Family Furniture presents some challenges to the young actors in the company who may not be familiar with a social set that narrates life while living it, in the manner of old-time Buffalonians. This is a world in which major global events serve as reference points for family events: how we lived during World War I; our role in building the Erie Canal; what we did to elect Eisenhower, and so forth. In a Gurney play, these expository sequences are essential to the theme. The titular family furniture—the artifacts of our ancestral past—connect us to the history that formed us and to the future for which we are responsible.

The play is a sophisticated and powerful addition to the Gurney canon.
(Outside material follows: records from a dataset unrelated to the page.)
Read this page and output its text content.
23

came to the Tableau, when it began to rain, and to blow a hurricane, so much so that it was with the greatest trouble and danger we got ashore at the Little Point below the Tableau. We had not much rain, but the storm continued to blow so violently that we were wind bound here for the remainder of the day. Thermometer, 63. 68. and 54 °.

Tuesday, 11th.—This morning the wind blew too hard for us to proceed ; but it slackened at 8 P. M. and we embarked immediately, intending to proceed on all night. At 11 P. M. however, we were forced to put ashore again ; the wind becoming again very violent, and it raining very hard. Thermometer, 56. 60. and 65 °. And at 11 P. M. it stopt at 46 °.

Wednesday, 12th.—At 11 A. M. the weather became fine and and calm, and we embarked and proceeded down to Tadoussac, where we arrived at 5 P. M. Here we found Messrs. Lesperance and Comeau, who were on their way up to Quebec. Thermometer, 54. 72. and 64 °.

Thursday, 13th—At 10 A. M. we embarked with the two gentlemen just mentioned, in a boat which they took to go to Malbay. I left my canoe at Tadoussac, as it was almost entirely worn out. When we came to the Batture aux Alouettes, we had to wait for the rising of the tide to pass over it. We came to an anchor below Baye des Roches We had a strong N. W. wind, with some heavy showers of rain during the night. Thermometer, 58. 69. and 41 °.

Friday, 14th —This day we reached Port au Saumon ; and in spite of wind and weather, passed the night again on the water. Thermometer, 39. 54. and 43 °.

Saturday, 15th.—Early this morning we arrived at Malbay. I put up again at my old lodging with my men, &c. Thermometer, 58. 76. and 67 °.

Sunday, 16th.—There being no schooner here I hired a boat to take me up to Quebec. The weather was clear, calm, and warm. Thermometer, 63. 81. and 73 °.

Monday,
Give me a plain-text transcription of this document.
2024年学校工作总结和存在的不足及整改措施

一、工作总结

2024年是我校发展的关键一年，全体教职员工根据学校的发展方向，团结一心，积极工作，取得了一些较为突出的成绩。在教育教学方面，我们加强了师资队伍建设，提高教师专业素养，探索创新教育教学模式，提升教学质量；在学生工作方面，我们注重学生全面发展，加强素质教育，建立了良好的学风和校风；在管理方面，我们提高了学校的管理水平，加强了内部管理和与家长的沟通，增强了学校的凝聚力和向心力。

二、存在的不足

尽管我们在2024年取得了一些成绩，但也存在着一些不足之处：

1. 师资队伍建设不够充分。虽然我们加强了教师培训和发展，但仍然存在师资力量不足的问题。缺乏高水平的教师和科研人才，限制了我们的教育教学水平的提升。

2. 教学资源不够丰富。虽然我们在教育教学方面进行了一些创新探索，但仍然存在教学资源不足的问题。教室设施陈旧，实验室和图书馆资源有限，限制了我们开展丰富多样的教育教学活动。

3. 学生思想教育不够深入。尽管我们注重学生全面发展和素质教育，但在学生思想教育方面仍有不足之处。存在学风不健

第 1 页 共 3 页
Fascinatingly, Miracle on South Division Street, the new Tom Dudzick play now being performed at Buffalo’s Kavinoky Theatre, hits on many of the same themes as Gurney’s play. In contrast to Gurney’s patrician city leaders, here we meet a working-class family from Buffalo’s Polish East Side also coping with increasing diversity and a declining economy in Buffalo, and also dealing with the secrets surrounding a family infidelity.

The family in this play has founded its sense of purpose and self-worth on a family history that turns out to be a total fiction. Specifically, the family all believe that the Virgin Mary appeared to Grandpa in his barber shop, shortly after World War II. Ever since, they’ve been caring for a large shrine to the Blessed Mother outside their East Side home.

The plot kicks in when granddaughter Ruth reveals that Grandma has told her a different version of events.

Whereas Gurney’s play is driven by unfolding events, leading up to a sudden reversal, Dudzick allows his tale to unwind through old-fashioned storytelling. Indeed, Miracle on South Division Street is structured like an elaborate joke. As the daughter who holds the family secret begins to reveal more and more, her mother and siblings simply brace themselves for what is coming next.

With action the essence of drama, this formula—all telling, little showing—would seem to be a recipe for theatrical disaster, and yet, Dudzick, who has also taken on directorial duties at the Kavinoky, deftly maneuvers his characters through their shifting situation to forge an evening that is entirely endearing, uplifting, and satisfying. He accomplishes this largely because an evening of “telling” forces his characters into action. From the moment when the family races to the base of the family shrine, their lives will never be the same.

The Kavinoky production is populated with a marvelously appealing cast. Ellen Horst is first rate as the matriarch, Clara, the character who unexpectedly travels the farthest journey. Bonnie Jean Taylor is delightful as instigator Ruth. Charmagne Chi scores huge laughs as conventional and hard-nosed daughter Beverly—her “Queen of Heaven” speech is hilarious. Ben Puglisi imbues the evening with sheer joy as Jimmy, the character with the most to gain from the unraveling of this family’s history.

As in Gurney’s play, which ends with mother en route to the Saturn Club for an evening of familial renewal, Miracle on South Division Street also ends with mother engaged in a revealing action. I won’t reveal all, but if Gurney called his play Family Furniture, Dudzick could have called his Family Recipes.